Developing a decision-support index
Morris wanted to come up with an objective, reliable way to determine the best time to begin pumping water from the ASR wells. His choice to develop a new decision support tool was in large part influenced by his participation in a collaborative scientist-stakeholder network. This innovative partnership, the Florida Water and Climate Alliance, is supported by NOAA and facilitated by the University of Florida Water Institute. “The interdisciplinary group brought utility folks together with climate scientists, hydrologists, and social scientists to help us take a critical look at climate data and how we make decisions in our industry,” Morris said. “We began to realize we could improve our processes by developing decision science tools customized for the challenges we face. We also recognized our experience could be helpful for other utility managers seeking to navigate the broad spectrum of uncertainty in water supply decisions.”
Morris worked with others to blend measures of current water supply, hydrologic conditions, and monthly and seasonal outlooks for temperature and precipitation with scenarios depicting future water demand. The result was an index that will help the Authority decide when to initiate ASR recovery. Altogether, the ASR Recovery Initiation Index considers 10 different elements. Each variable is weighted to generate a daily index value, and the daily values are smoothed using a 30-day running average. If the resulting index value rises above 1.0, operators may decide to initiate ASR Recovery.

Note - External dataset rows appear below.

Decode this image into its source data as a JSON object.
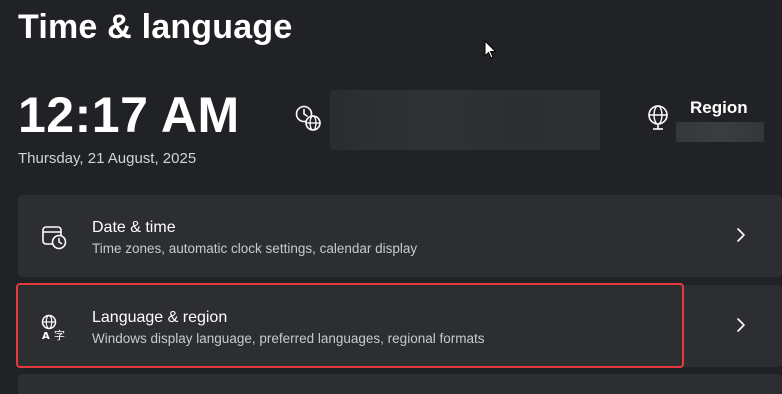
{
  "page": {
    "title": "Time & language"
  },
  "clock": {
    "time": "12:17 AM",
    "date": "Thursday, 21 August, 2025"
  },
  "region": {
    "label": "Region"
  },
  "cards": [
    {
      "title": "Date & time",
      "description": "Time zones, automatic clock settings, calendar display",
      "icon": "calendar-clock-icon"
    },
    {
      "title": "Language & region",
      "description": "Windows display language, preferred languages, regional formats",
      "icon": "language-icon"
    }
  ],
  "colors": {
    "background": "#202225",
    "card": "#2c2e31",
    "highlight": "#e5393f"
  }
}
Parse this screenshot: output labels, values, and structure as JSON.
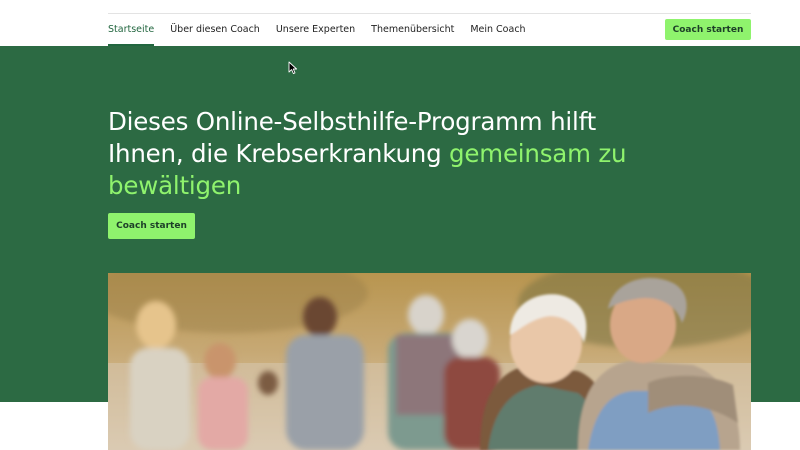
{
  "nav": {
    "items": [
      {
        "label": "Startseite",
        "active": true
      },
      {
        "label": "Über diesen Coach",
        "active": false
      },
      {
        "label": "Unsere Experten",
        "active": false
      },
      {
        "label": "Themenübersicht",
        "active": false
      },
      {
        "label": "Mein Coach",
        "active": false
      }
    ],
    "cta_label": "Coach starten"
  },
  "hero": {
    "title_part1": "Dieses Online-Selbsthilfe-Programm hilft Ihnen, die Krebserkrankung ",
    "title_highlight": "gemeinsam zu bewältigen",
    "cta_label": "Coach starten"
  },
  "colors": {
    "brand_green": "#2c6a43",
    "accent_green": "#8ff36d",
    "nav_active": "#22663f"
  },
  "image": {
    "icon": "photo-group-seniors"
  }
}
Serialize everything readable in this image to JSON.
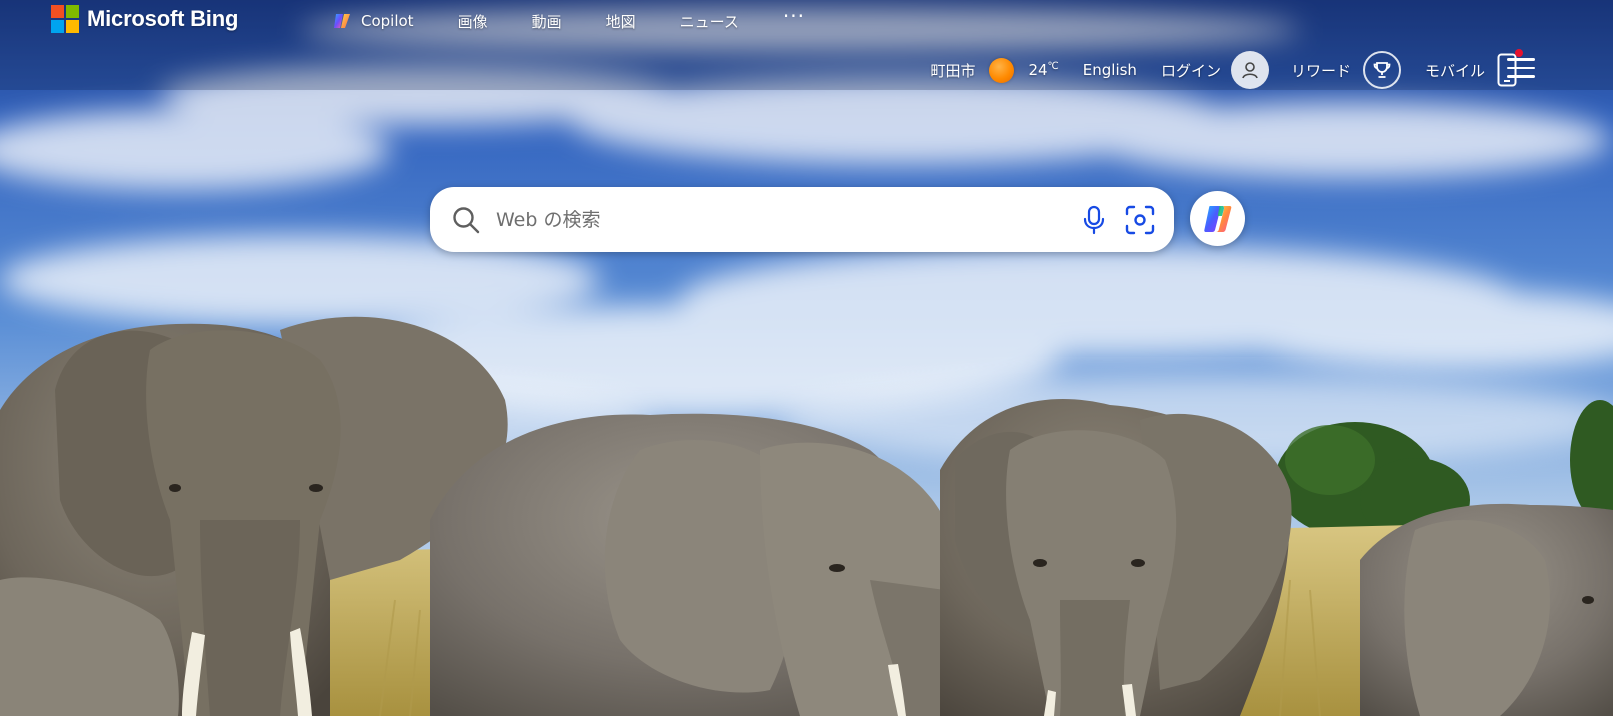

The ASR Recovery Initiation Index is a good example of how utilities can apply decision science linked with climate prediction products to make defensible, accurate water resource management decisions. Because the index can be calculated using common spreadsheet programs such as Excel, no specialized software or training is necessary. And as the variables in the index are common to many water supply efforts, it could be useful as a guide for other utilities wanting to devise an algorithm to guide their decision making for using multiple sources of water. This model, and the process followed to develop it, may be a useful example for utilities that don’t yet have a definitive framework for their water supply decisions.